On Oct. 19, 2016, Bentonville, Arkansas-based Wal-Mart Stores Inc. opened the Walmart Food Safety Collaboration Center in Beijing. The center’s opening signals a commitment to unite food safety experts and industry stakeholders tasked with improving food safety in China. Initiatives will focus on several areas, including analyzing root causes of foodborne illness and developing scalable solutions to implement across the food supply chain in China. Wal-Mart and the Wal-Mart Foundation plan to invest $25 million over five years to support research projects.

One of the projects employs a blockchain, which is technology that has been used mostly in the financial services industry. Pilot projects developed by Wal-Mart, IBM and Tsinghua Univ. will use blockchain technology for the benefit of food safety in China with the goal of bringing traceability and transparency to the country’s pork supply chain logistics.


Building blocks of food safety

Computers in the blockchain are called nodes, and each node has a copy of a ledger of transactions. When a transaction is made, at least two nodes must approve it before the transaction is added to the ledger. Blockchain is best known for underpinning cryptocurrencies such as Bitcoin and Ethereum. But the use of blockchain technology for food traceability is the first major test of blockchain’s capabilities beyond the financial services industry.

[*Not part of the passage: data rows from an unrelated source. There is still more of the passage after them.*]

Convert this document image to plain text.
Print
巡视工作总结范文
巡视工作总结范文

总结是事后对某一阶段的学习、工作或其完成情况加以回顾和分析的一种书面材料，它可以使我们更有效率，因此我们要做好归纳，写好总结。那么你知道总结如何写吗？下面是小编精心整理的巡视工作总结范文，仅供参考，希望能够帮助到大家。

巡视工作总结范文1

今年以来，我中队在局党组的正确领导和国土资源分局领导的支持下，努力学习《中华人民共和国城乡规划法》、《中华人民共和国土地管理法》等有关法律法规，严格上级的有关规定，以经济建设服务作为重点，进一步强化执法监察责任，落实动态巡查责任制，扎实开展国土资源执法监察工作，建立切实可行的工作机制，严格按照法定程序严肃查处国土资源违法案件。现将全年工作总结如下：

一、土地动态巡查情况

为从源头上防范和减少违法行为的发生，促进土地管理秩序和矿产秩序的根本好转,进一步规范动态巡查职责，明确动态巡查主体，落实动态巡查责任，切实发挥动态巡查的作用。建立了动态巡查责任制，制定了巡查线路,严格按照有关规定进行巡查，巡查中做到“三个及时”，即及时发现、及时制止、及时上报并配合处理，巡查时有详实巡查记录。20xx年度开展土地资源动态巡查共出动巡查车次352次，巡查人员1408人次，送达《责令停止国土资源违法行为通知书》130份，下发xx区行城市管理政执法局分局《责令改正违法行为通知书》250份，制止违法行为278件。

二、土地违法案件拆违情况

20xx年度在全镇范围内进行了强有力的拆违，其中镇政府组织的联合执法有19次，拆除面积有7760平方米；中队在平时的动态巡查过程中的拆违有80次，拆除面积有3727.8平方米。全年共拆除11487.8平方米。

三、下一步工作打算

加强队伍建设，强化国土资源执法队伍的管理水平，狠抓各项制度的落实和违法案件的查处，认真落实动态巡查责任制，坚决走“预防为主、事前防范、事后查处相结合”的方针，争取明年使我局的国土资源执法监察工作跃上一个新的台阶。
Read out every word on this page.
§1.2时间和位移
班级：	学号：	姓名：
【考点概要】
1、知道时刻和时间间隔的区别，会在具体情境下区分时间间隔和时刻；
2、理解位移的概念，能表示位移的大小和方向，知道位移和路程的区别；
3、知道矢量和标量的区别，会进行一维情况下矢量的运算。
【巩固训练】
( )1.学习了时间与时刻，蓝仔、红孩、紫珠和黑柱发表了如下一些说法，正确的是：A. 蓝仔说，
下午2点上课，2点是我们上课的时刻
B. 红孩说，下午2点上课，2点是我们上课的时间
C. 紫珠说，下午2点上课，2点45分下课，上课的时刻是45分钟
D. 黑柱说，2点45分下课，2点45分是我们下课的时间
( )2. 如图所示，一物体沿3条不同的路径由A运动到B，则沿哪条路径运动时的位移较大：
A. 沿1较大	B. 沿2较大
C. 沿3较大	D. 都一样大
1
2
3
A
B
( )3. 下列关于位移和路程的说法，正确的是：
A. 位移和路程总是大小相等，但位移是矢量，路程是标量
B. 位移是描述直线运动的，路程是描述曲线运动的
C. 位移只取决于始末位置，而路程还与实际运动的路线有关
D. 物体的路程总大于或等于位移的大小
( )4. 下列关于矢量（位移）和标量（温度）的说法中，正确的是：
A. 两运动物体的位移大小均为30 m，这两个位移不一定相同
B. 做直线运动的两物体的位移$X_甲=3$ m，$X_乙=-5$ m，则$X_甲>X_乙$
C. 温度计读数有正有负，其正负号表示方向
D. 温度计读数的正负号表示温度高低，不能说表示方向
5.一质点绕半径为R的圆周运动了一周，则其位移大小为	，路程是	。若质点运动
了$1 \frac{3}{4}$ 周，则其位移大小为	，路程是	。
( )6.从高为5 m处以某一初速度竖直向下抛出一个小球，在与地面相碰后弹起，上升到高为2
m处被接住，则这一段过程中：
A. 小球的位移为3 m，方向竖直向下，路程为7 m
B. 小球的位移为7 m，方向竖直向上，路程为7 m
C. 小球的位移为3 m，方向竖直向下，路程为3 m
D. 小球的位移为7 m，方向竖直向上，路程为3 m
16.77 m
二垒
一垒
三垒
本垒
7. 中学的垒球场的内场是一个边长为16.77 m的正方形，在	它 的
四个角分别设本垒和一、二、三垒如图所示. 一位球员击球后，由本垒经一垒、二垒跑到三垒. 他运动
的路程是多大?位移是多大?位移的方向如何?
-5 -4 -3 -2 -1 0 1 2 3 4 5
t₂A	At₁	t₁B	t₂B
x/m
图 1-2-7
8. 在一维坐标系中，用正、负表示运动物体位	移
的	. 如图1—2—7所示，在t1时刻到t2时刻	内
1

Wal-Mart is running two blockchain projects – one in China, and another around produce traceability in the United States. Frank Yiannis, vice president for food safety at Wal-Mart, says the issue of traceability became a recurring conversation as the company prepared to unveil the food safety center project.

“During the course of those conversations this issue of traceability kept coming up – traceability in China and in other parts of the food system around the world,” Yiannis says, “because regulators in China are very interested in this topic. And so, we talked to a lot of organizations that claim to have traceability solutions but we somehow partnered up with IBM, and a conversation about blockchain technology and what they were doing as a potential traceability application. So the idea without question clearly originated from ground-level work we were doing on the Walmart Food Safety Collaboration Center.”